In this screenshot you can see a smaller spike that it did recover from, and the bigger one from just now, that required a reboot.

So I’m trying to better understand what kind of events cause the load spike, what the tipping point is and how to avoid it, etc. I think that this helped, but I really have enough visibility into what’s going on, especially during the high CPU load. I can pull down log files from nginx, but I don’t have good tools for analyzing them, or tracking metrics (other than the Linode console where that screenshot comes from).

Thanks for your patience, and apologies for the unscheduled downtime. And if you’re a site reliability expert with suggestions on how to make Tiddlyhost more reliable, I’m interested!

13 Likes

I’m just appreciative that you do this at all!

Remember everyone, you can pay some money to tiddlyhost to help Simon cover costs!

https://tiddlyhost.com/pricing

5 Likes

Thanks Simon! Much appreciated…

Sorry to be the bearer of bad news @simon, but it appears that there may be another outtage going on right now.

Hopefully it isn’t a scripting attack :pensive:

Edit: Possibly not! just as I posted it appears Tiddlyhost is back up and running! Happy to see that it wasn’t anything serious :grin:

1 Like

Seems to be down again, for at least half an hour now, could you please take a look @simon ?

1 Like

Yup, it’s down atm for me.

One possible approach if possible would be to have a script running that tries to see if a number of hosted wikis respond. If out of 10 wikis 10 don’t respond, a server reboot may be initiated or perhaps just an alert message is send to one of several people capable of responding. One check every N minutes, 60 for hourly checks.

The script should not be running on the server itself, as otherwise the script could stop too.

I think the Tiddlytools plugin would be a good place to start, as it has several time functions.

2 Likes

Although TiddlyTools’ $action-timeout widget can be used to periodically invoke wikitext-based scripts that could, in theory, be used to check the status of a remote server (such as Tiddlyhost), this would require the use of a TiddlyWiki that would have to always be loaded into a client-side browser and does not suspend processing when the browser is in the background.
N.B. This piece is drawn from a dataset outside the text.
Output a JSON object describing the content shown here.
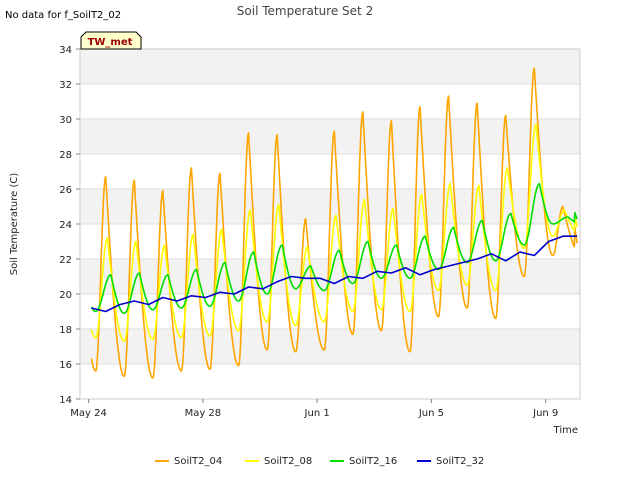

A much better approach for checking server status would be to have a server-side periodic cron job that uses curl with a --connect-timeout parameter to attempt to fetch “a number of hosted wikis” from TiddlyHost. Of course, this server-side cron job would have to be running on a separate server from the one that run TiddlyHost. This is similar to the way https://www.githubstatus.com/ is a separate server that is used to check the operational status of https://github.com.

-e

2 Likes

tiddlyhost still down? :cry: :broken_heart:

Looks like it, I just checked.

Would love to have @simon confirm (after this outage event is resolved) whether this kind of system would be easy to set up.
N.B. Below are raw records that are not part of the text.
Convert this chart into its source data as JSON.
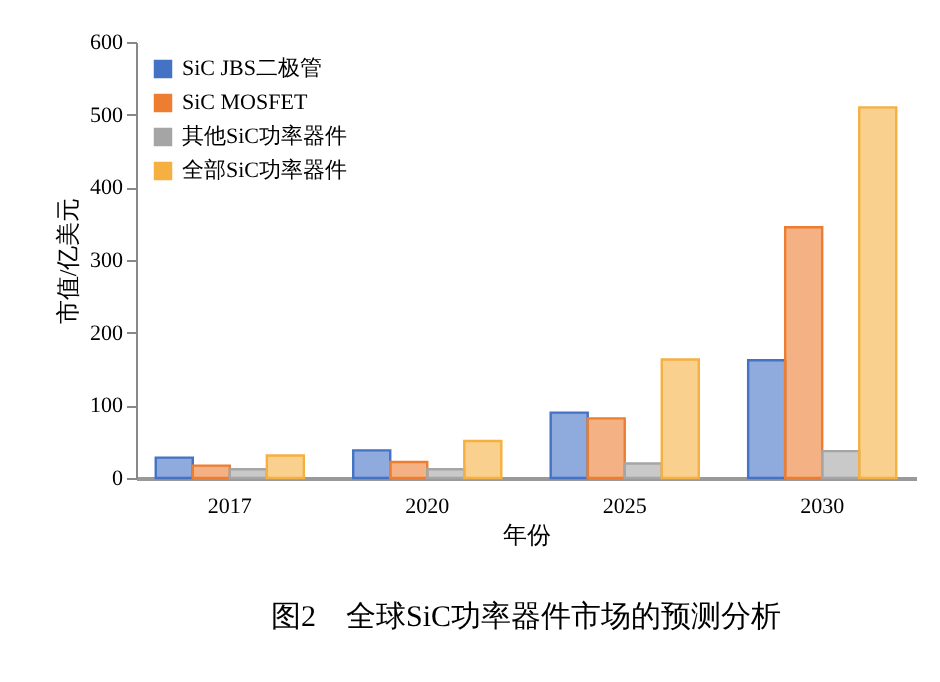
{
  "chart_data": {
    "type": "bar",
    "title": "图2　全球SiC功率器件市场的预测分析",
    "xlabel": "年份",
    "ylabel": "市值/亿美元",
    "categories": [
      "2017",
      "2020",
      "2025",
      "2030"
    ],
    "series": [
      {
        "name": "SiC JBS二极管",
        "color": "#4472c4",
        "values": [
          28,
          38,
          90,
          162
        ]
      },
      {
        "name": "SiC MOSFET",
        "color": "#ed7d31",
        "values": [
          17,
          22,
          82,
          345
        ]
      },
      {
        "name": "其他SiC功率器件",
        "color": "#a5a5a5",
        "values": [
          12,
          12,
          20,
          37
        ]
      },
      {
        "name": "全部SiC功率器件",
        "color": "#f5b041",
        "values": [
          31,
          51,
          163,
          510
        ]
      }
    ],
    "ylim": [
      0,
      600
    ],
    "yticks": [
      0,
      100,
      200,
      300,
      400,
      500,
      600
    ],
    "grid": false,
    "legend": "top left"
  }
}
Just as important as the detection routine, however, is the question of what process is triggered if Tiddlyhost is down… As always, my hope is that more people could be in the notification / troubleshooting loop so that no one person is on the hook, 24/7, as the only person who can get Tiddlyhost back online…

Should be back up now, apologies

The automated outage detection and restart is a good idea, I’ll see if I can figure something out.

2 Likes

If the amount of work isn’t too much, I’d recommend rewriting it in golang. I’ve found that backend applications written in golang are less prone to crashing.

No need to know golang. just use AI assist.

This got me really triggered.